Not providing the schools with these basics amounted to a violation of the right to free and compulsory education of children guaranteed under Article 21-A of the Constitution. A report in DNA says, “Instead of another order for implementing its earlier directions that had been made from time to time, the court passed a judgment so that it could initiate contempt action against erring states.”
In rounded-off figures, there are as many as 6,88,000 primary and 1,10,000 schools run by the government; government here means the state, the panchayati raj bodies and civic bodies. While we don’t know the precise proportion of school lacking in any of these three facilities, anecdotal evidence suggests that the backlog is huge. These details are always lacking in the in-a-hurry media, however relevant the details are.
Not building these facilities, of all the places, in government schools was perhaps easiest. They were not built at all, or they were claimed to have been built, or if built, were so badly built that there were as good as not being there at all. Ensuring that they are put in place is going to be quite harder, mostly because of the governments’ ways.
A lot of time would be lost in pushing files hither and thither and on trying to find how the poor self-governments, which had been so unmindful of such essentials, would find the resources. They are so starved that assistant teachers are appointed on a pittance of less than Rs 4,000 on contractual basis because budgets don’t allow for permanent teachers.
That is perhaps why the government is withdrawing from education sector to an extent that the private schools, with fancy labels of being ‘international’ are coming up, mostly set up by politicians. These very politicians, who have cutting-edge contact with the people and the system, had failed to properly organise schools set up by public funds.
Instead, they converted this weakness of the schools into another money-spinner: set up trusts, started private schools by securing permissions using their contacts. The zeal they show for their schools is not what they displayed for the publicly-funded institutions. They allowed them to go to seed. The worse off they are, better their own business growth.
Of course, schools with boundaries securing them, with clean toilets and potable drinking water make for good school facilities, but they do not, by any stretch of imagination, make for good schools where good education is imparted. The good outcomes emerge from commitment of the government to quality education and motivating teachers to teach well.
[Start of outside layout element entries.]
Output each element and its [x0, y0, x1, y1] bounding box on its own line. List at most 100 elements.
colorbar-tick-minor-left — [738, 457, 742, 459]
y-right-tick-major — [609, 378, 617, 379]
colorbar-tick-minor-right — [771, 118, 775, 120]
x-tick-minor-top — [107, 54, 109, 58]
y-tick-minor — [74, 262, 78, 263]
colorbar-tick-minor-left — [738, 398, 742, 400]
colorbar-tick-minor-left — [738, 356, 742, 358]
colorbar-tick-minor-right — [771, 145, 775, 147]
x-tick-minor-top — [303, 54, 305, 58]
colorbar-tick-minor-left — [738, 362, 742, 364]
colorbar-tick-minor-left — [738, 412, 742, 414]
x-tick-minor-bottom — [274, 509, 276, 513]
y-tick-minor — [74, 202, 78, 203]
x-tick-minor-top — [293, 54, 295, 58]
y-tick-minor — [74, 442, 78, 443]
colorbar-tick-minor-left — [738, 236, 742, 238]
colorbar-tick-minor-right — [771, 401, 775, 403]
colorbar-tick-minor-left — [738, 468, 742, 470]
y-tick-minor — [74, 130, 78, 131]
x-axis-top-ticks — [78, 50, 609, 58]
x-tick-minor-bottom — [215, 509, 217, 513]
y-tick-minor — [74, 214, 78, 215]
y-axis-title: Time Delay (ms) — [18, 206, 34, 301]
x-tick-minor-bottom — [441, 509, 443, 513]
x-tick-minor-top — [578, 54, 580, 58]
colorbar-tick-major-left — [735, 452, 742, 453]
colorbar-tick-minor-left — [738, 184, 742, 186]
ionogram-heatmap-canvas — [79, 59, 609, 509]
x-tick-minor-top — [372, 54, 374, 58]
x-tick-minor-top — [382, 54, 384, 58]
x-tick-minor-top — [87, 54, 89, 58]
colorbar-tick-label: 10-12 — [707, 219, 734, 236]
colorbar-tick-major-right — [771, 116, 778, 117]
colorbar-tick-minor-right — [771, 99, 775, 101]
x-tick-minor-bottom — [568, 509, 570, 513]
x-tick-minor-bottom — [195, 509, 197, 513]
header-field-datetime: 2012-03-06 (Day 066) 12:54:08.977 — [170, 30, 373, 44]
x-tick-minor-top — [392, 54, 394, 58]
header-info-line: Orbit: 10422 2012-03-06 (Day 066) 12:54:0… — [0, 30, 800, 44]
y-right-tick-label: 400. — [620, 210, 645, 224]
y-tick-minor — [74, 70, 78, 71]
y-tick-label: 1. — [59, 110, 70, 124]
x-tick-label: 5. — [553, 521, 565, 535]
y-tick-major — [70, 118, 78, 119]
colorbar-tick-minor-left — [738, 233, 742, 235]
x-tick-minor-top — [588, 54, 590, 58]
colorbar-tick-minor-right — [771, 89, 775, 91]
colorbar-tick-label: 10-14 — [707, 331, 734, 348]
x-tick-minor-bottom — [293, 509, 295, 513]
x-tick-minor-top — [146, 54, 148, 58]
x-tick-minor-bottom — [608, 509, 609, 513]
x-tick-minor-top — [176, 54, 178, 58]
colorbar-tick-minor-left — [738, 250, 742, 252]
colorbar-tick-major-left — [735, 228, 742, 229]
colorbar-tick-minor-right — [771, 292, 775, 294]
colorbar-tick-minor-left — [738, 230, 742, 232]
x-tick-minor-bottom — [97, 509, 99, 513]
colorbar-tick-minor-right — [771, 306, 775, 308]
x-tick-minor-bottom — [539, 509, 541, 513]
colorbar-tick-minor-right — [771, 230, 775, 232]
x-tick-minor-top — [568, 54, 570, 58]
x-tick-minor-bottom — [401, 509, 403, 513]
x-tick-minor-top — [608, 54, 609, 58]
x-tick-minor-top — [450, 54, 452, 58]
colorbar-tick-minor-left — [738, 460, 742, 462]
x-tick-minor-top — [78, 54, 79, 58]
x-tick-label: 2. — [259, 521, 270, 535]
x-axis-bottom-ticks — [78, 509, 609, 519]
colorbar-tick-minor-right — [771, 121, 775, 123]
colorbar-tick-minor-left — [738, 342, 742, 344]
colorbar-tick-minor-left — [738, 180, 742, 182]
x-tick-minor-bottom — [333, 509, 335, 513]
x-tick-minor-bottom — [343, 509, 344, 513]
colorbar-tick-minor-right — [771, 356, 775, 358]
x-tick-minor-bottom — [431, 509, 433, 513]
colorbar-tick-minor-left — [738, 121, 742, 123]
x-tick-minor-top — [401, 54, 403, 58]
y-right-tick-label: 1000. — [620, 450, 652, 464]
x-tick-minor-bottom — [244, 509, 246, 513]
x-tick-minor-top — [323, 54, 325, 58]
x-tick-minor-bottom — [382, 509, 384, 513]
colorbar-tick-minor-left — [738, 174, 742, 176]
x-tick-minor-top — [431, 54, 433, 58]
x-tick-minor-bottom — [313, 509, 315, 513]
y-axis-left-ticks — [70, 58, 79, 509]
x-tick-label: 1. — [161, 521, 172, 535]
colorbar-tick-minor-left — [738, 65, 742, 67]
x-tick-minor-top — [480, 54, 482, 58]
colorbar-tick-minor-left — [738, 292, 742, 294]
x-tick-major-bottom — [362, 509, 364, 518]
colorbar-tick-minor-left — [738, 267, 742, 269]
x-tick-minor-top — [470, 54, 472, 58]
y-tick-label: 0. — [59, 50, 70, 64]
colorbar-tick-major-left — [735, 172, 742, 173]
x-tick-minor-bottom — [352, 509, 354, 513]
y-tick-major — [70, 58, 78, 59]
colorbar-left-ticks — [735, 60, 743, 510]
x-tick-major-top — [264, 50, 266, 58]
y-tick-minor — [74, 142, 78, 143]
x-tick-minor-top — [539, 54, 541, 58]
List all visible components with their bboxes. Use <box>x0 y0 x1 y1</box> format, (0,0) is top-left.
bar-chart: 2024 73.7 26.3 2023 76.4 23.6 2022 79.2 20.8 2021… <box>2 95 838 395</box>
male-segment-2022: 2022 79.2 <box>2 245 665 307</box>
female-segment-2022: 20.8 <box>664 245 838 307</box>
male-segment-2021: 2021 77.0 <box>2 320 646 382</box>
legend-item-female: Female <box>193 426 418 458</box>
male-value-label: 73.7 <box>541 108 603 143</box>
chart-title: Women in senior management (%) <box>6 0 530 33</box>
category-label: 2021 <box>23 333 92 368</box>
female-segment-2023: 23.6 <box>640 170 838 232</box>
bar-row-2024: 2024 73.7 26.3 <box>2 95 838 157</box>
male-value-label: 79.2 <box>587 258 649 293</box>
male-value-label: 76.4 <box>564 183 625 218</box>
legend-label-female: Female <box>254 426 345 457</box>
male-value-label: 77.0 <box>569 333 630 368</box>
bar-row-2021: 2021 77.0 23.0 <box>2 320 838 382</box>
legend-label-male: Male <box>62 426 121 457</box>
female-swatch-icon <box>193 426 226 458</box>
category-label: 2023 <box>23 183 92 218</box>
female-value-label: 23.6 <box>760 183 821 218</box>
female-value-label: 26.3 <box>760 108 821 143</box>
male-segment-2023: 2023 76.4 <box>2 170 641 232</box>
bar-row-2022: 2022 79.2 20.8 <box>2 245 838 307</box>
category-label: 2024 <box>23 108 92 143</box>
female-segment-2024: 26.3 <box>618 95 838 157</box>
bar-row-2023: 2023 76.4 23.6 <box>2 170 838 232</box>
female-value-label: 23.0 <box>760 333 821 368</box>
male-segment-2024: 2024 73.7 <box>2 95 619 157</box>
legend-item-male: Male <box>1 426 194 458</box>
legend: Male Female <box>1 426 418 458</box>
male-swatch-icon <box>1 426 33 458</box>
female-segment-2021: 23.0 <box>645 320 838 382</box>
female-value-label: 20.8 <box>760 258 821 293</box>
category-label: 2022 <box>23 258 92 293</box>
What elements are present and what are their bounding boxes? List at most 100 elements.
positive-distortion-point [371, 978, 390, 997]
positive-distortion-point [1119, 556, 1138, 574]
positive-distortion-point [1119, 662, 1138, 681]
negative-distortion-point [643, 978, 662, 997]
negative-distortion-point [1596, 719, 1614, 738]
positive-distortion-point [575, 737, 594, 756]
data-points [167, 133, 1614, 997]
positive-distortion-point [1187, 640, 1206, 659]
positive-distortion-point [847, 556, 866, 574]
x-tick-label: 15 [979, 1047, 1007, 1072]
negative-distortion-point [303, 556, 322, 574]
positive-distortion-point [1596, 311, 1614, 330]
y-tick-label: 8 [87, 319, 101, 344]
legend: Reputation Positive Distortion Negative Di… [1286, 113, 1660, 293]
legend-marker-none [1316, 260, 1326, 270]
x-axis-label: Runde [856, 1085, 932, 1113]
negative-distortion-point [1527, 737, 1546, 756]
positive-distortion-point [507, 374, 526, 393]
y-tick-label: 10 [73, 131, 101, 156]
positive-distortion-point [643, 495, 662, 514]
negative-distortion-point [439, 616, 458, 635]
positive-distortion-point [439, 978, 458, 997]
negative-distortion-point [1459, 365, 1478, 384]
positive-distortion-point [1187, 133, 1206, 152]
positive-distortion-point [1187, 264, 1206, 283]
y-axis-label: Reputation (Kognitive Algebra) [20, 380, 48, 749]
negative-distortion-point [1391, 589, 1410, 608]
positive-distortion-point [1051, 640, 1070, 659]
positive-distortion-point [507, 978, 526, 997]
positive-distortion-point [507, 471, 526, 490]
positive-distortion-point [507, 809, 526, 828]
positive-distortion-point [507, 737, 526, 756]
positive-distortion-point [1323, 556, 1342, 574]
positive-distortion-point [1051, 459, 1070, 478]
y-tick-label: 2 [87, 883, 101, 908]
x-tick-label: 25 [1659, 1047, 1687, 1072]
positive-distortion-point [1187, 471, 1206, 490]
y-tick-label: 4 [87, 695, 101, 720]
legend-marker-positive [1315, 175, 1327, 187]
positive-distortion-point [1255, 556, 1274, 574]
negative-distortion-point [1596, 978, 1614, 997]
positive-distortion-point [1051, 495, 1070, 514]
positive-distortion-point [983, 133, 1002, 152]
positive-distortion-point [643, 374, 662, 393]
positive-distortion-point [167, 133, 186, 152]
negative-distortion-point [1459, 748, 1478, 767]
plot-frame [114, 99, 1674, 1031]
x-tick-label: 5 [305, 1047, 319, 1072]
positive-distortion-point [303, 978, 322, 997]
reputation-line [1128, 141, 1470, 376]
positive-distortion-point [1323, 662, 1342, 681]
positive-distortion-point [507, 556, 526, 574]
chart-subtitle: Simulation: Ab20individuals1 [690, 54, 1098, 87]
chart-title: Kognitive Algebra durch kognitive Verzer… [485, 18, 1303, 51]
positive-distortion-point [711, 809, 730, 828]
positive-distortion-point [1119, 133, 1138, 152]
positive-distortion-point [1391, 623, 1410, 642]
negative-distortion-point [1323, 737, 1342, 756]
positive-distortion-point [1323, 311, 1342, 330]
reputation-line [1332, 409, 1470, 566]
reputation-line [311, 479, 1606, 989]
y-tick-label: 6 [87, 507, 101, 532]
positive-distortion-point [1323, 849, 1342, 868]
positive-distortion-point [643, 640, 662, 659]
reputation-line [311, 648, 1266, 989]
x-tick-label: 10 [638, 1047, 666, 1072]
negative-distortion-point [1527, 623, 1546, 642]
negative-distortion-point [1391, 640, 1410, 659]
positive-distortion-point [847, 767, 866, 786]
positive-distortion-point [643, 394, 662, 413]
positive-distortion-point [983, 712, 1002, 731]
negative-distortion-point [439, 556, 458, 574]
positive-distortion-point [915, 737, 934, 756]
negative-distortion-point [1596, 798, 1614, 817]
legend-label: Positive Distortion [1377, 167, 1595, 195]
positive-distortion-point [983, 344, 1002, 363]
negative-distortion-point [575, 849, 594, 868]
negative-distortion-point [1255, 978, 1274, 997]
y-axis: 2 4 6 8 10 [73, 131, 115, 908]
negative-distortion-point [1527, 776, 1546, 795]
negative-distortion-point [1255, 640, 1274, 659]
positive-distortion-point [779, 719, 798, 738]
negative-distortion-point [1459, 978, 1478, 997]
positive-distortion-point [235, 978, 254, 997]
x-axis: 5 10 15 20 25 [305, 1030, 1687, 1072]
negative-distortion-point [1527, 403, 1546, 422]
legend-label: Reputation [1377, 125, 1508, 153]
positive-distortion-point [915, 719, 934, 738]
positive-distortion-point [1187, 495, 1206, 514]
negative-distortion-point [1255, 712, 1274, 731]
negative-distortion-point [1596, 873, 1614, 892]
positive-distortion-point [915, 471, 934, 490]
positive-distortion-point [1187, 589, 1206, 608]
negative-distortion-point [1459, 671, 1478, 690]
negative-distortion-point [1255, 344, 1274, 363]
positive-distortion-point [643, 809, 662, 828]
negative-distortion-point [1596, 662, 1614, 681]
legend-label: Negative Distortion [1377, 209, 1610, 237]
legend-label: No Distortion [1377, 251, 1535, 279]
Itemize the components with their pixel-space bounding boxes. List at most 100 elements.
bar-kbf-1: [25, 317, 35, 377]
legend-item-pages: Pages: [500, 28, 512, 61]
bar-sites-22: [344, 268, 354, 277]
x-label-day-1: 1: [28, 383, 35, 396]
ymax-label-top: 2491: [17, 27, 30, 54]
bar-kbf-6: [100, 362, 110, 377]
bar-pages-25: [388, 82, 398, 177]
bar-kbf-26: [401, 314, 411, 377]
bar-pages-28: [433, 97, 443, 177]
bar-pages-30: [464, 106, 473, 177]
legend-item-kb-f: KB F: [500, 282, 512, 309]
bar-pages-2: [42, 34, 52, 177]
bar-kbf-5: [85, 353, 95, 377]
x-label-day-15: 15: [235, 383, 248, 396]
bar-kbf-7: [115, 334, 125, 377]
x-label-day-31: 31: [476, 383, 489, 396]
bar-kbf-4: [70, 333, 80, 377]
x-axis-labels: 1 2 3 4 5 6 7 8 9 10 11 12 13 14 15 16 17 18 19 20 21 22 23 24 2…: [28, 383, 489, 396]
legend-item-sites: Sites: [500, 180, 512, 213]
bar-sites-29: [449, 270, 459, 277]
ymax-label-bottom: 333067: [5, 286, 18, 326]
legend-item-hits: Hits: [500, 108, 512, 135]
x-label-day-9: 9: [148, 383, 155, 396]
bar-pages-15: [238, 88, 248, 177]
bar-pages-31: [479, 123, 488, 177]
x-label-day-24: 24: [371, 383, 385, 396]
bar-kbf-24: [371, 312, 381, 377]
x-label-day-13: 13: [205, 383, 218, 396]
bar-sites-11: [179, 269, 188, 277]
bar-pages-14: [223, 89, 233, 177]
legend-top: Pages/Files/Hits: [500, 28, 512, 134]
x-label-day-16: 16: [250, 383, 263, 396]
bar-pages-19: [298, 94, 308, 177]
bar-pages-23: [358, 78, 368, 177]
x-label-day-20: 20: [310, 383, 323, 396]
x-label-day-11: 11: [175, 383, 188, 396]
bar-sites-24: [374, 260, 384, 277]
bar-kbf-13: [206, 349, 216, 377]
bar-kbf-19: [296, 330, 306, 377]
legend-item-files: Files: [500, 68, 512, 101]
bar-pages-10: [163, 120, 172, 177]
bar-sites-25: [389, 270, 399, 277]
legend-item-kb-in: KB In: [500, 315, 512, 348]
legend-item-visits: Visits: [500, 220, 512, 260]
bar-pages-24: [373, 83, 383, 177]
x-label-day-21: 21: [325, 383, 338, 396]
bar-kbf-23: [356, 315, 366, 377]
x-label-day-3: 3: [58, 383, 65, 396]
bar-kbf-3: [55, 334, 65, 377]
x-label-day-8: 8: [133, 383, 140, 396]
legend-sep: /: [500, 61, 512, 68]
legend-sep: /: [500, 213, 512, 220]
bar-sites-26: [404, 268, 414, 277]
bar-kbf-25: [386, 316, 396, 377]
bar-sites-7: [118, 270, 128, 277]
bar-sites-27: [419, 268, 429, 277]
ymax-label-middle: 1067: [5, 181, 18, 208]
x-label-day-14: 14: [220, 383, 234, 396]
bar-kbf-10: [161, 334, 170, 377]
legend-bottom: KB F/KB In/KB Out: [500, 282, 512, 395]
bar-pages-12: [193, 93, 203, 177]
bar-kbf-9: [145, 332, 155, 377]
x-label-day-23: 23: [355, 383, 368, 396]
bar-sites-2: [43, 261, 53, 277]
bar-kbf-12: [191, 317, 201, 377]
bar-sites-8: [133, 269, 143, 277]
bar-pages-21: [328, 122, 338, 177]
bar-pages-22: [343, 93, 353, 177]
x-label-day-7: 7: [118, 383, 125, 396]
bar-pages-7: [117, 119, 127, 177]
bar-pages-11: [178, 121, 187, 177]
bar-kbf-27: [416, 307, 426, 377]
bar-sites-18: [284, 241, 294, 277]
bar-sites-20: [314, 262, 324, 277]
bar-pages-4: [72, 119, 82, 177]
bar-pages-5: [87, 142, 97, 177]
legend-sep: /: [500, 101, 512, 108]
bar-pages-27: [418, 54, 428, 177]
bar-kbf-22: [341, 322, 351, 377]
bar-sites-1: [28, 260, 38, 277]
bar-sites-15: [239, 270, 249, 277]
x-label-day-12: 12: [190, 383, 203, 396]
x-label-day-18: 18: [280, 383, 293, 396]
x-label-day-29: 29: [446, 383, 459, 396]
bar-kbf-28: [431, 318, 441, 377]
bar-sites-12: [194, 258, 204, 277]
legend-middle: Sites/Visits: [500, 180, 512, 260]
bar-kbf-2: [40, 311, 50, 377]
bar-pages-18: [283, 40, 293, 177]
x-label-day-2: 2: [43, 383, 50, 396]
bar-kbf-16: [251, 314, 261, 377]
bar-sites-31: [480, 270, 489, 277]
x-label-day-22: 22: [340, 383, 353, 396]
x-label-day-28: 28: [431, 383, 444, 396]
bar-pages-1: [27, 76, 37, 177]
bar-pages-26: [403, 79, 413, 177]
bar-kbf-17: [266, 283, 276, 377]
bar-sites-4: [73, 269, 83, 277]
If, however, even the basic needs are ignored for so long, assuming that children who go to government schools belong to a cattle class and therefore can make do without even these basics, does not make for an acceptable approach to the entire gamut of education. It would be facile to say all good education needs is a good teacher and a receptive student.
Now, undoing in six months what was wrought in six decades is going to be an uphill task, but bravo, Supreme Court. It should just ensure their orders are carried out, without allowing the governments—states and Centre—to trot out excuses. The country owes the children their basics.